What do I need to do to prepare for the GA4 migration?
July 2023 may seem far away, but it will be here before you know it. You’re going to need time to plan your GA4 migration, and that timeline can vary depending on site and tracking complexity. We recommend a buffer of about three months, but again, that depends on your priorities.
Here’s what you need to do to make sure you’re adequately prepared before next summer:
- Factor in time with your development team for a code freeze, which will delay updates required for GA4.
- Review your existing Universal Analytics events and decide which events you want to migrate over to GA4. This is an excellent opportunity to start with a clean slate and exclude any events that are no longer in use or outdated.
- Figure out a system for event names in GA4 and implement the brand new names since it’s not a 1:1 match with Universal Analytics.
- If you’re using a Tag Management System, set up tag configuration for GA4.
- If you’re on an ecommerce platform like Shopify or Magento, consider purchasing a GA4 plugin or extension to speed up the implementation process. Many GA4 plugins offer plug-and-play solutions to build the data layer required for ecommerce tracking.

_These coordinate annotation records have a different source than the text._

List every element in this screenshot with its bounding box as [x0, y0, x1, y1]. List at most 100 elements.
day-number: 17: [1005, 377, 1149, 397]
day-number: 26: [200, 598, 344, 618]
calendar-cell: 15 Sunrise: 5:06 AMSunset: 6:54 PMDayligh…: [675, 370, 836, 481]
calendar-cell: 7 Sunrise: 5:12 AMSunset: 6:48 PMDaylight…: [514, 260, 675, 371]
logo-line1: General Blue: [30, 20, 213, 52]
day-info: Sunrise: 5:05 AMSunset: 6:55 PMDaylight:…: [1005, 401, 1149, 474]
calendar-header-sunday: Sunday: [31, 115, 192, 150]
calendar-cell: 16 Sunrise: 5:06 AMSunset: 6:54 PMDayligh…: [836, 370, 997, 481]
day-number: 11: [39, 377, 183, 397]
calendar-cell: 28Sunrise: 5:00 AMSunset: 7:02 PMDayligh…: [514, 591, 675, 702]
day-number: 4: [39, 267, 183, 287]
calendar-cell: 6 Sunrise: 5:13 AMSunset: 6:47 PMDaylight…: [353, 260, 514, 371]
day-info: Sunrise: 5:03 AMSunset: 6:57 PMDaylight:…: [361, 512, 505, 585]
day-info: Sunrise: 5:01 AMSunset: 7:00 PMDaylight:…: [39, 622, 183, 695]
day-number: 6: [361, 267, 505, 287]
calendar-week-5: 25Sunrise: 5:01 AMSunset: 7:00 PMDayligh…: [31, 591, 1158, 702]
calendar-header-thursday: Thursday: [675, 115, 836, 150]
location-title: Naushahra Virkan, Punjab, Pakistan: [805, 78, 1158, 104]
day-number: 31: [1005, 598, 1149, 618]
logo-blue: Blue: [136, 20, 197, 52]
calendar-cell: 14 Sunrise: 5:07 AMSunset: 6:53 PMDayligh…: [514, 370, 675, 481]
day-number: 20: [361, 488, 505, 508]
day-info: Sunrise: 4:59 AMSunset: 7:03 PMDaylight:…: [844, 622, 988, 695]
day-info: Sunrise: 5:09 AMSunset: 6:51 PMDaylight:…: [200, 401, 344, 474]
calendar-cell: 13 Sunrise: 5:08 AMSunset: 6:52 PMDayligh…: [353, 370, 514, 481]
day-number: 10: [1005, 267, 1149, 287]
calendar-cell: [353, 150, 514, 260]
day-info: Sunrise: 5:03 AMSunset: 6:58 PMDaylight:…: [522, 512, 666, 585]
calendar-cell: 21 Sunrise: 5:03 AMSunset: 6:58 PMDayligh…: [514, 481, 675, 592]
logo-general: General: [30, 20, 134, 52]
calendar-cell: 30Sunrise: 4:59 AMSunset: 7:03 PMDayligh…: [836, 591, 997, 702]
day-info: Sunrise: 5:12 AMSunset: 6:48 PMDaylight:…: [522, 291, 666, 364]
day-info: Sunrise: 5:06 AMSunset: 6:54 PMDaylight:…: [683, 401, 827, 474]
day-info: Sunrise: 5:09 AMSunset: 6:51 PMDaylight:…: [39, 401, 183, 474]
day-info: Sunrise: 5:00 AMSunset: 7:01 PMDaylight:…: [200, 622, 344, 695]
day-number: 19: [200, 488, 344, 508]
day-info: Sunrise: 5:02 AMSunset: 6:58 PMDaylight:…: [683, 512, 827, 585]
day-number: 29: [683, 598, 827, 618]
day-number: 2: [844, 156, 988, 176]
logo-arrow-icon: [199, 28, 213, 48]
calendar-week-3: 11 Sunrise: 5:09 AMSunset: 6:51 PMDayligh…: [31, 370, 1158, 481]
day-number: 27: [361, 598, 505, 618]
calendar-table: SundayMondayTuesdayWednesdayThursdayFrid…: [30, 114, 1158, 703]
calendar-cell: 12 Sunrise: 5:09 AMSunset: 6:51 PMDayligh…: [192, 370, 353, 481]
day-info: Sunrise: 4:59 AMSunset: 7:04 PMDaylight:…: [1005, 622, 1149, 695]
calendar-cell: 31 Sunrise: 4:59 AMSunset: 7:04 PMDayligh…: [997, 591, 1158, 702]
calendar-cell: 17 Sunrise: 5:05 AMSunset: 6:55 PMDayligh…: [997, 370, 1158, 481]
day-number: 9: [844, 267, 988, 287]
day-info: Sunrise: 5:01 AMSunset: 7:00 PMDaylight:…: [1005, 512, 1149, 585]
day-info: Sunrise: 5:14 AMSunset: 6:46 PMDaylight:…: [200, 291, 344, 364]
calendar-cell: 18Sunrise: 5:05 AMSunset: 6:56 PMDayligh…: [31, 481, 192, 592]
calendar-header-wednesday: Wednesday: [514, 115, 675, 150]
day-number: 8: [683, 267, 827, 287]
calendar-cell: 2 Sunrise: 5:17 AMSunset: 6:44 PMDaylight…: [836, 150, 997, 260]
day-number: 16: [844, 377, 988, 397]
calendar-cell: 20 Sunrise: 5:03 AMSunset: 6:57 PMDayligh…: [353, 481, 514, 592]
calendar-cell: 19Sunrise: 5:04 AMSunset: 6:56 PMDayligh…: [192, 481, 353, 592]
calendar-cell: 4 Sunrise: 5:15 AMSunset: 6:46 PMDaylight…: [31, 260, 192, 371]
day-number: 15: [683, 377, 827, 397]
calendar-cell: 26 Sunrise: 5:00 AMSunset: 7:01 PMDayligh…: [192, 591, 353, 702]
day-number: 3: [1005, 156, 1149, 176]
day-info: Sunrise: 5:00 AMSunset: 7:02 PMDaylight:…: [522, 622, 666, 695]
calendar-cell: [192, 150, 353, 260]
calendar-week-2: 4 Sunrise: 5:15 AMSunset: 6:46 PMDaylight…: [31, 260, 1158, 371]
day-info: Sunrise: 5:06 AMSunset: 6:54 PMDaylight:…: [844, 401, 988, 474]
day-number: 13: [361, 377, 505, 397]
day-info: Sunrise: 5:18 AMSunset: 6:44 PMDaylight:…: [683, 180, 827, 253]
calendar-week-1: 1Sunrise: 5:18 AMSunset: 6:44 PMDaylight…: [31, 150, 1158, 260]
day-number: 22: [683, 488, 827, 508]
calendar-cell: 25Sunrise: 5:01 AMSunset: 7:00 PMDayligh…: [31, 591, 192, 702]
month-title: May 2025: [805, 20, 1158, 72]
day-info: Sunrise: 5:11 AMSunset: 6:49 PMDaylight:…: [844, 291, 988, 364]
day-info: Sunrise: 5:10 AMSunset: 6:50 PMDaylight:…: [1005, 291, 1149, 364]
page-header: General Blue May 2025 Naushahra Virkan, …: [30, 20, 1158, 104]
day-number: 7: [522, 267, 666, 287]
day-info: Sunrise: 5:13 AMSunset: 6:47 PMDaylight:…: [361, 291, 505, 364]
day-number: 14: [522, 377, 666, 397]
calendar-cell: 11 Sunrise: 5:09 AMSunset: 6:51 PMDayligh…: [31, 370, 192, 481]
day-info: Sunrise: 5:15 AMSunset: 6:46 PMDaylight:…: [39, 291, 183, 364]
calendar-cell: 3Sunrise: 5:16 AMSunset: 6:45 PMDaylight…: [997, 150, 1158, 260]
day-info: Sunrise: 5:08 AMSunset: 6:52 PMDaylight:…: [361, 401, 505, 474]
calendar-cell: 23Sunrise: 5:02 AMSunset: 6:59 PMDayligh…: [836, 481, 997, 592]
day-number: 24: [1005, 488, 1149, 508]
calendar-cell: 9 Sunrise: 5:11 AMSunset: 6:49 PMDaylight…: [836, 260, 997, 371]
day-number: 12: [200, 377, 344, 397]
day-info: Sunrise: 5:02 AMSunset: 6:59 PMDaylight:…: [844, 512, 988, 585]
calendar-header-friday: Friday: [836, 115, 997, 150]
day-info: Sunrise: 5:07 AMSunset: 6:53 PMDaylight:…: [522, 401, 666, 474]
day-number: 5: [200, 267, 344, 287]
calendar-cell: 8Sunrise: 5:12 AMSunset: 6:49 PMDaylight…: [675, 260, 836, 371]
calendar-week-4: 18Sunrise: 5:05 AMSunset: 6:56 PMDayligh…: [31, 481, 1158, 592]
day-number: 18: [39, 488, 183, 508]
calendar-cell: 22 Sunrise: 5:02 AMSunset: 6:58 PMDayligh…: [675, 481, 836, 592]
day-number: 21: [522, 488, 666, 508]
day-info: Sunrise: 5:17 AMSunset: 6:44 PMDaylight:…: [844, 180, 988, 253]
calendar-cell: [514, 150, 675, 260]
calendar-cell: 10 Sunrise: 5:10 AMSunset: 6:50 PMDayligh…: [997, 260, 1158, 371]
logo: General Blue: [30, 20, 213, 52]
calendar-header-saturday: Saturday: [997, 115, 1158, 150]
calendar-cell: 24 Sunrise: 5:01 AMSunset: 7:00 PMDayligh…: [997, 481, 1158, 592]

- Plan out how you want to structure your account architecture for GA4. This is especially important if you own multiple domains and want your data segmented out instead of rolled up into a single GA4 property since GA4 no longer offers the ability to create separate “views” of your data unless you’re on GA360.
- Factor in time to let GA4 run in parallel to Universal Analytics and validate that everything is tracking as expected.
- Review any dashboards or reports that are currently pulling data from Universal Analytics and plan to update the data source to point to GA4. This will require some manipulation of your existing reports because the data structure of GA4 is different from Universal Analytics since many dimensions and metric names have changed.
Change is difficult, especially if you have used Universal Analytics and relied on that reporting for a long time. But change is also inevitable. To get the best insights from your data analysis, you need to leverage the tools that will set you up for success in the long term.
Continue to run Universal Analytics while you’re migrating to GA4 so you can keep collecting the data you’ll eventually pipe into the new platform. But act now to give your team time to implement the new changes and avoid a data blackout period in your transition.